En una discusión con el director del proyecto, el salvaje reclama su derecho a sentirse desdichado. Frente a cualquier desborde, obligan a la gente a doparse con soma, incluso interviene la policía derramando soma en el aire si es necesario, para evitar un conflicto. John quiere sentir, quiere ser feliz pero también reclama la libertad de sentirse triste, melancólico, desesperanzado, en resumen: vivo. Y acusa:

“Muy propio de ustedes. Librarse de todo lo desagradable en lugar de aprender a soportarlo. Ustedes no hacen ni una cosa ni otra. Ni soportan ni resisten. Es demasiado fácil”.

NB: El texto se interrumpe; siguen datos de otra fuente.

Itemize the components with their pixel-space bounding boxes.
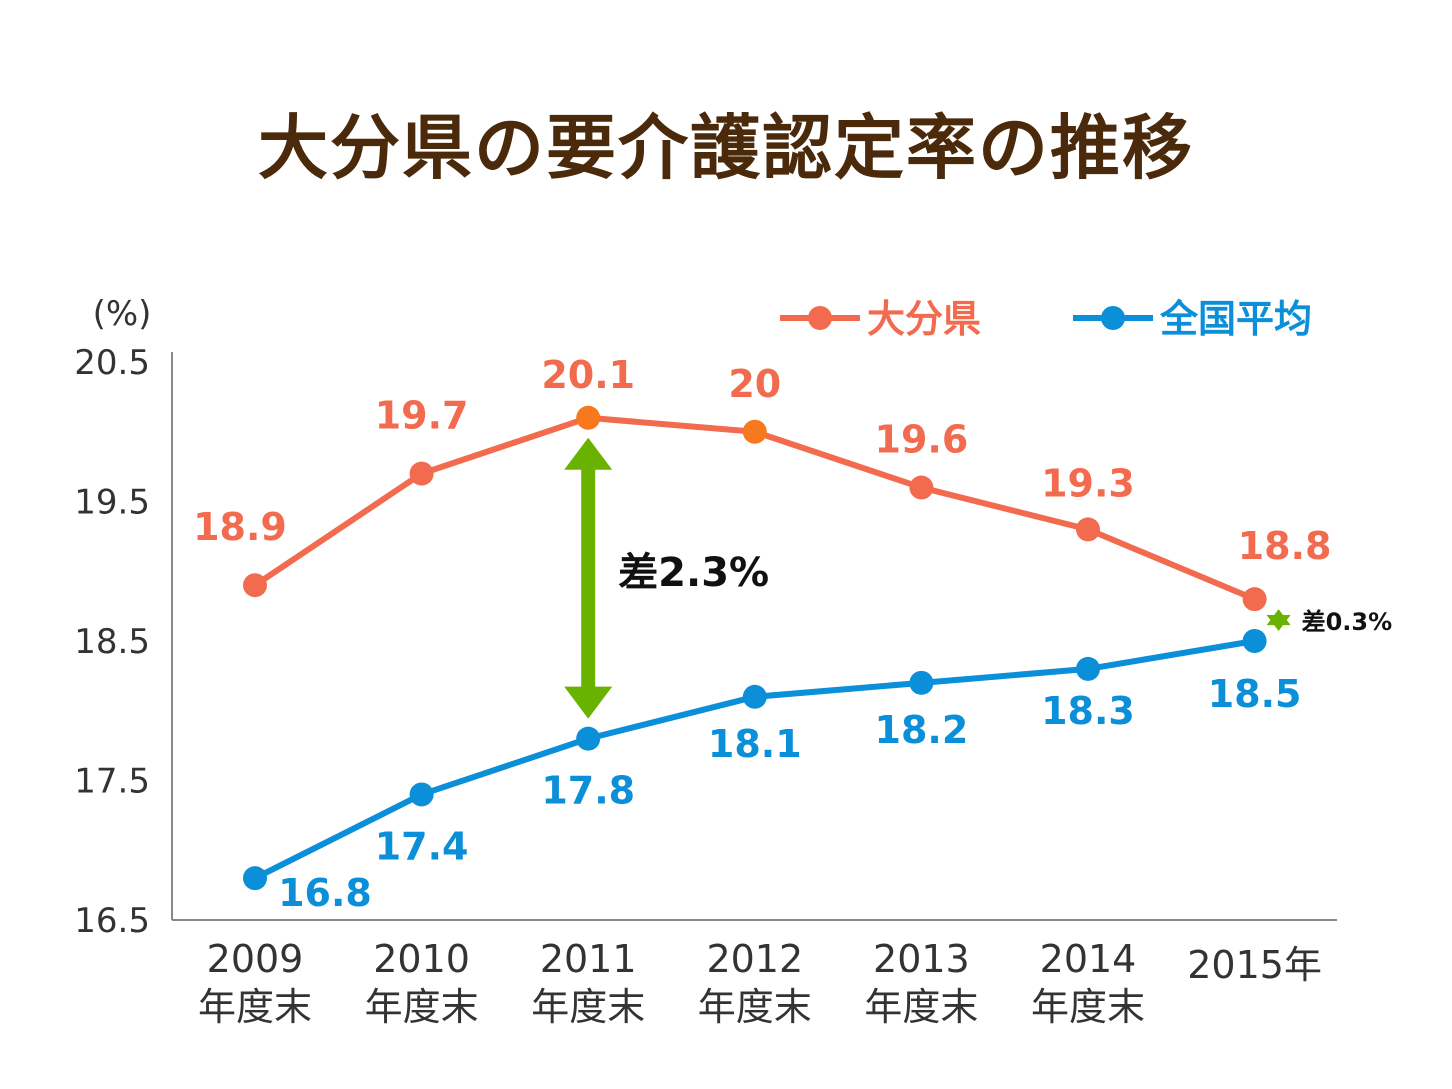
- data-point: [576, 405, 601, 430]
- difference-arrow: 差2.3%: [564, 437, 769, 719]
- x-tick-line: 年度末: [698, 985, 812, 1029]
- data-label: 18.2: [875, 708, 969, 752]
- y-tick-label: 19.5: [74, 483, 150, 523]
- data-point: [1076, 656, 1100, 681]
- y-tick-label: 20.5: [74, 343, 150, 383]
- y-tick-label: 16.5: [74, 901, 150, 941]
- x-tick-line: 年度末: [531, 985, 645, 1029]
- data-point: [742, 684, 767, 709]
- difference-arrow: 差0.3%: [1266, 608, 1393, 636]
- arrow-head-up: [564, 437, 613, 470]
- data-label: 17.4: [375, 824, 469, 868]
- x-tick-line: 2010: [373, 937, 470, 981]
- difference-label: 差2.3%: [618, 550, 769, 596]
- legend-marker: [808, 306, 832, 330]
- annotations: 差2.3% 差0.3%: [564, 437, 1393, 719]
- data-point: [742, 419, 767, 444]
- data-label: 18.1: [708, 722, 802, 766]
- data-label: 16.8: [278, 871, 372, 915]
- data-label: 18.9: [193, 505, 287, 549]
- series-markers: [243, 405, 1267, 891]
- data-point: [409, 782, 434, 807]
- x-tick-line: 年度末: [365, 985, 479, 1029]
- data-point: [909, 670, 934, 695]
- data-point: [409, 461, 434, 486]
- legend: 大分県 全国平均: [780, 297, 1312, 341]
- arrow-head-down: [564, 686, 613, 719]
- data-label: 18.5: [1208, 672, 1302, 716]
- data-point: [1076, 517, 1100, 542]
- data-point: [909, 475, 934, 500]
- x-tick-line: 2009: [207, 937, 304, 981]
- tick-labels: 20.519.518.517.516.5(%)2009年度末2010年度末201…: [74, 294, 1322, 1029]
- data-label: 19.7: [375, 394, 469, 438]
- x-tick-line: 2014: [1040, 937, 1137, 981]
- data-label: 18.3: [1041, 689, 1135, 733]
- data-label: 17.8: [541, 769, 635, 813]
- data-point: [243, 573, 267, 598]
- legend-label: 大分県: [867, 297, 981, 341]
- x-tick-line: 年度末: [1031, 985, 1145, 1029]
- data-label: 19.6: [875, 418, 969, 462]
- arrow-head-down: [1266, 615, 1291, 631]
- x-tick-line: 2013: [873, 937, 970, 981]
- y-tick-label: 17.5: [74, 762, 150, 802]
- x-tick-line: 2012: [706, 937, 803, 981]
- x-tick-line: 2011: [540, 937, 637, 981]
- data-point: [576, 726, 601, 751]
- data-labels: 18.9 19.7 20.1 20 19.6 19.3 18.8 16.817.4 17.8 18…: [193, 353, 1331, 915]
- data-label: 20.1: [541, 353, 635, 397]
- chart-title: 大分県の要介護認定率の推移: [258, 107, 1194, 189]
- data-label: 19.3: [1041, 461, 1135, 505]
- y-axis-unit: (%): [93, 294, 152, 334]
- x-tick-label: 2015年: [1187, 943, 1322, 987]
- x-tick-line: 年度末: [864, 985, 978, 1029]
- x-tick-line: 年度末: [198, 985, 312, 1029]
- data-label: 20: [728, 362, 781, 406]
- legend-item: 全国平均: [1073, 297, 1312, 341]
- legend-marker: [1101, 306, 1125, 330]
- data-label: 18.8: [1238, 524, 1332, 568]
- x-tick-line: 2015年: [1187, 943, 1322, 987]
- data-point: [243, 866, 267, 891]
- data-point: [1242, 587, 1267, 612]
- data-point: [1242, 629, 1267, 653]
- legend-item: 大分県: [780, 297, 981, 341]
- axes: [171, 352, 1337, 921]
- difference-label: 差0.3%: [1302, 608, 1393, 636]
- y-tick-label: 18.5: [74, 622, 150, 662]
- legend-label: 全国平均: [1159, 297, 1312, 341]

¿Por qué digo que aquí está la clave? Porque, como bien indica el salvaje, hay dos caminos: un camino sería el extremo planteado en Un mundo feliz, con todos los cambios drásticos que ya repasamos, a los que tendríamos que someternos. El otro camino sería “aprender a soportarlo”, como lo hicimos durante milenios. Con muchísimos errores y muchísimos aciertos llegamos hasta aquí, la puerta del siglo XXI, con una cultura enorme, compleja, llena de logros en todas las áreas; también con guerras, muertes y desastres naturales. Pero logramos convivir dos milenios. Instituimos nuestras reglas, costumbres, normas, diversas a  lo largo de las latitudes pero igual de efectivas. La represión, en gran proporción, funcionó. Nos trajo hasta aquí. Pudimos soportar un montón de cosas, y seguir adelante.

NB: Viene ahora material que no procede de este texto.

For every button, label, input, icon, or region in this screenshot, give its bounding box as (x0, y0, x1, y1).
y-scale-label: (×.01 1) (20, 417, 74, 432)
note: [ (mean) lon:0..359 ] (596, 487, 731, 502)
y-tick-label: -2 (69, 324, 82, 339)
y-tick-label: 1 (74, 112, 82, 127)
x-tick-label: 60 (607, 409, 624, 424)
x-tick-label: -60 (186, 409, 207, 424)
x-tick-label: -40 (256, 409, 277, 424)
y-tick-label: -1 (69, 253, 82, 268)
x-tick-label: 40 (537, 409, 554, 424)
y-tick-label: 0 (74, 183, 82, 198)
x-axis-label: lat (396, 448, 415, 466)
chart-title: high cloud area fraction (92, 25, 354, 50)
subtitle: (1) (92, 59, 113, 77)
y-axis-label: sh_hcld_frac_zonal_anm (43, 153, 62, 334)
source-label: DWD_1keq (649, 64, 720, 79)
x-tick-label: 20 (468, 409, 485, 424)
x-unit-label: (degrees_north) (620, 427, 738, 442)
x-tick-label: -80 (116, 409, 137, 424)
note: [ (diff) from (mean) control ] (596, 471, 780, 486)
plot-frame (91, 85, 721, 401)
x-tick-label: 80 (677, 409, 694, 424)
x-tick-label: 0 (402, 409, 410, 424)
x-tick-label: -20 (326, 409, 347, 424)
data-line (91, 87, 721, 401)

Fíjense una cosa: lo que se abolió, en definitiva, en la fábula de Un mundo feliz, es la cultura. Toda ella. Ese paraguas gigante que nos contiene y nos identifica.  La familia, el arte, la educación, el duelo! Sobre todo el duelo. Creo que no debe haber nada más identificatorio de la cultura humana que la forma en la que se representa la muerte, que puede ir desde una fiesta hasta un velorio, dependiendo de en qué región nos situemos.

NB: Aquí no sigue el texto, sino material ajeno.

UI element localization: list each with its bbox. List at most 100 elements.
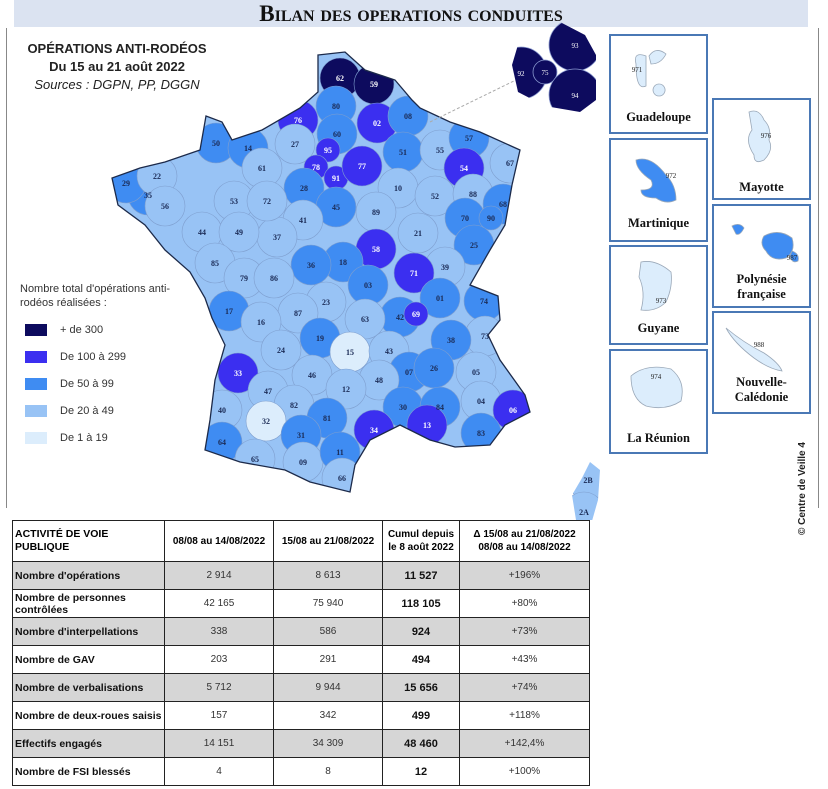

¿Por qué el salvaje insiste tanto con los libros y con Shakespeare? ¿Con sentir la desazón de Otelo? Porque el arte es nuestra forma, muy humana, de trascender. De dar rienda suelta a nuestra pasión creadora. Entonces, cabe pensar que la cultura, así como nos trajo hasta aquí, con todo lo que somos, es la misma que, si sigue su curso, nos terminará aniquilando. Si seguimos el razonamiento y la lógica propuesta por Huxley, para llegar al año 2500 de forma limpia, pulcra y ordenada, debemos anular la cultura. O, y atención con esto, podemos escuchar al salvaje y aprender, nuevamente, a soportar (y a tolerar, agregaría yo) aquello que nos molesta. Que nos duele, que nos enoja, que nos enfurece. Como a Lourdes, cuando Axel intentó quitarle la pelopincho.